Sur l’avenue Maendeleo, au quartier Mugunga, dans la commune de Karisimbi, deux jeunes garçons ont été attaqués dans l’obscurité. L’un n’a pas survécu aux balles ; l’autre, grièvement blessé, a été évacué en urgence vers l’hôpital CEBCA Ndosho. Selon des témoins, les deux victimes étaient des visages familiers du quartier, deux jeunes dont le quotidien a été interrompu sans explication, sans justice.

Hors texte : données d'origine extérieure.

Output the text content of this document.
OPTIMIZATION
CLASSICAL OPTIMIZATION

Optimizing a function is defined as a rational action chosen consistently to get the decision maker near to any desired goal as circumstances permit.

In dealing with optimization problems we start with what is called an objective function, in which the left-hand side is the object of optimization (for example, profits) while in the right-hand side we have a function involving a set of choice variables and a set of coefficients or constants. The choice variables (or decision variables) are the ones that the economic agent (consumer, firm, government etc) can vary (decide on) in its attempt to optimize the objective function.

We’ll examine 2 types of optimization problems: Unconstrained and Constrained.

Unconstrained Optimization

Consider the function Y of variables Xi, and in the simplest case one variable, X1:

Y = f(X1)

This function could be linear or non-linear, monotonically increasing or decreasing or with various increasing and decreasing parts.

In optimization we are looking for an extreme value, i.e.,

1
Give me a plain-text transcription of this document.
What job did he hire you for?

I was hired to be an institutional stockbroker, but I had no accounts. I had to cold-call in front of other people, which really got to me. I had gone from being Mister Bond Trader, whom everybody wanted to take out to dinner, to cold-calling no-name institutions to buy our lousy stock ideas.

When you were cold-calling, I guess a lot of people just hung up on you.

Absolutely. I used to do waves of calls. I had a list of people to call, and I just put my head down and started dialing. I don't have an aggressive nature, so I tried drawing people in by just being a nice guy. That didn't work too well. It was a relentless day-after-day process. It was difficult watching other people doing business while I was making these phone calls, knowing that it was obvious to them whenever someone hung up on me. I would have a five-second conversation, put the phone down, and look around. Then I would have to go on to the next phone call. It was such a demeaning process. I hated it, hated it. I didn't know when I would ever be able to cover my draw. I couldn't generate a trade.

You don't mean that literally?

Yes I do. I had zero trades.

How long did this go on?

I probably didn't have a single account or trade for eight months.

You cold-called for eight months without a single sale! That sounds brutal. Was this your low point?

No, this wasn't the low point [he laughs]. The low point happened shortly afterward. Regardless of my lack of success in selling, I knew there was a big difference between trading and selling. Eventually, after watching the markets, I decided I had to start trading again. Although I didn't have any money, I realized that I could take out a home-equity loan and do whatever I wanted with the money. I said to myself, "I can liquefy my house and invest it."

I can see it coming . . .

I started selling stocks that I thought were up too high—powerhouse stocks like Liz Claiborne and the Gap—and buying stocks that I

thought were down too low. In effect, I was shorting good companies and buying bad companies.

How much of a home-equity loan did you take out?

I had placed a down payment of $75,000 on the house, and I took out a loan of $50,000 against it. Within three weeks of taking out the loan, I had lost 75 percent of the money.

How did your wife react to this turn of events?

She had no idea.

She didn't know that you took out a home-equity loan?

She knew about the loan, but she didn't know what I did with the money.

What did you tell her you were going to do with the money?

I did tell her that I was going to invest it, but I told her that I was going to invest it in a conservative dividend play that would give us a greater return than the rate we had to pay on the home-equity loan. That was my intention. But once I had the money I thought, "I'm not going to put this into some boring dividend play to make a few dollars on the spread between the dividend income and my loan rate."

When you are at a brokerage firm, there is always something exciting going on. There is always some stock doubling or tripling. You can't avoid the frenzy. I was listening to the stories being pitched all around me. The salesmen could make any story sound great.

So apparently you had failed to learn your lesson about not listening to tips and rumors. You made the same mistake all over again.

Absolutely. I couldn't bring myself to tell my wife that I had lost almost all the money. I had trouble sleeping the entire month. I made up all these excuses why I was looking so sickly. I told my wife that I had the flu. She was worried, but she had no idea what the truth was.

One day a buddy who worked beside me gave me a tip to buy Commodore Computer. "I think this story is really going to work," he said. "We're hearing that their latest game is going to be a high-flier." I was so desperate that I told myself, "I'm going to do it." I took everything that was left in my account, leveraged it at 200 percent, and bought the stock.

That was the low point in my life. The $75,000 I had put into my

Non loin de là, au marché Nyabushongo, la violence a encore frappé. Gilson Makembe, un jeune homme connu pour son calme, a été abattu alors qu’il travaillait dans la boutique de son frère aîné, "Kwa Bondé". Un commerçant du coin, encore sous le choc, murmure : "Il était là, juste là… il n’a rien vu venir."
Dans le quartier Kyeshero, une autre perte secoue la communauté. Isaac Bataana Kalebu, ex-agent de l’organisation MSF -Médecins Sans Frontières-, a été tué par balles. Un voisin, la voix nouée d’émotion, évoque sa mémoire : "Humanitaire généreux, il a toujours mis la vie des autres avant la sienne. Il est parti sans dire adieu, victime d’un crime absurde."
Ces assassinats s’ajoutent à une série d’actes de violence qui rongent la ville touristique, belle devenue rebelle, cruelle [s’il faut le dire avec insistance]. Entre heurts armés récents, tensions politiques et chaos ambiant, la peur s’installe durablement, et les nuits deviennent synonymes de deuil.
Dans une ville marquée par les affrontements entre les resistants patriotes dits Wazalendo contre l’Armée rwandaise et ses supplétifs du M23-AFC, la sécurité des civils semble désormais une promesse brisée.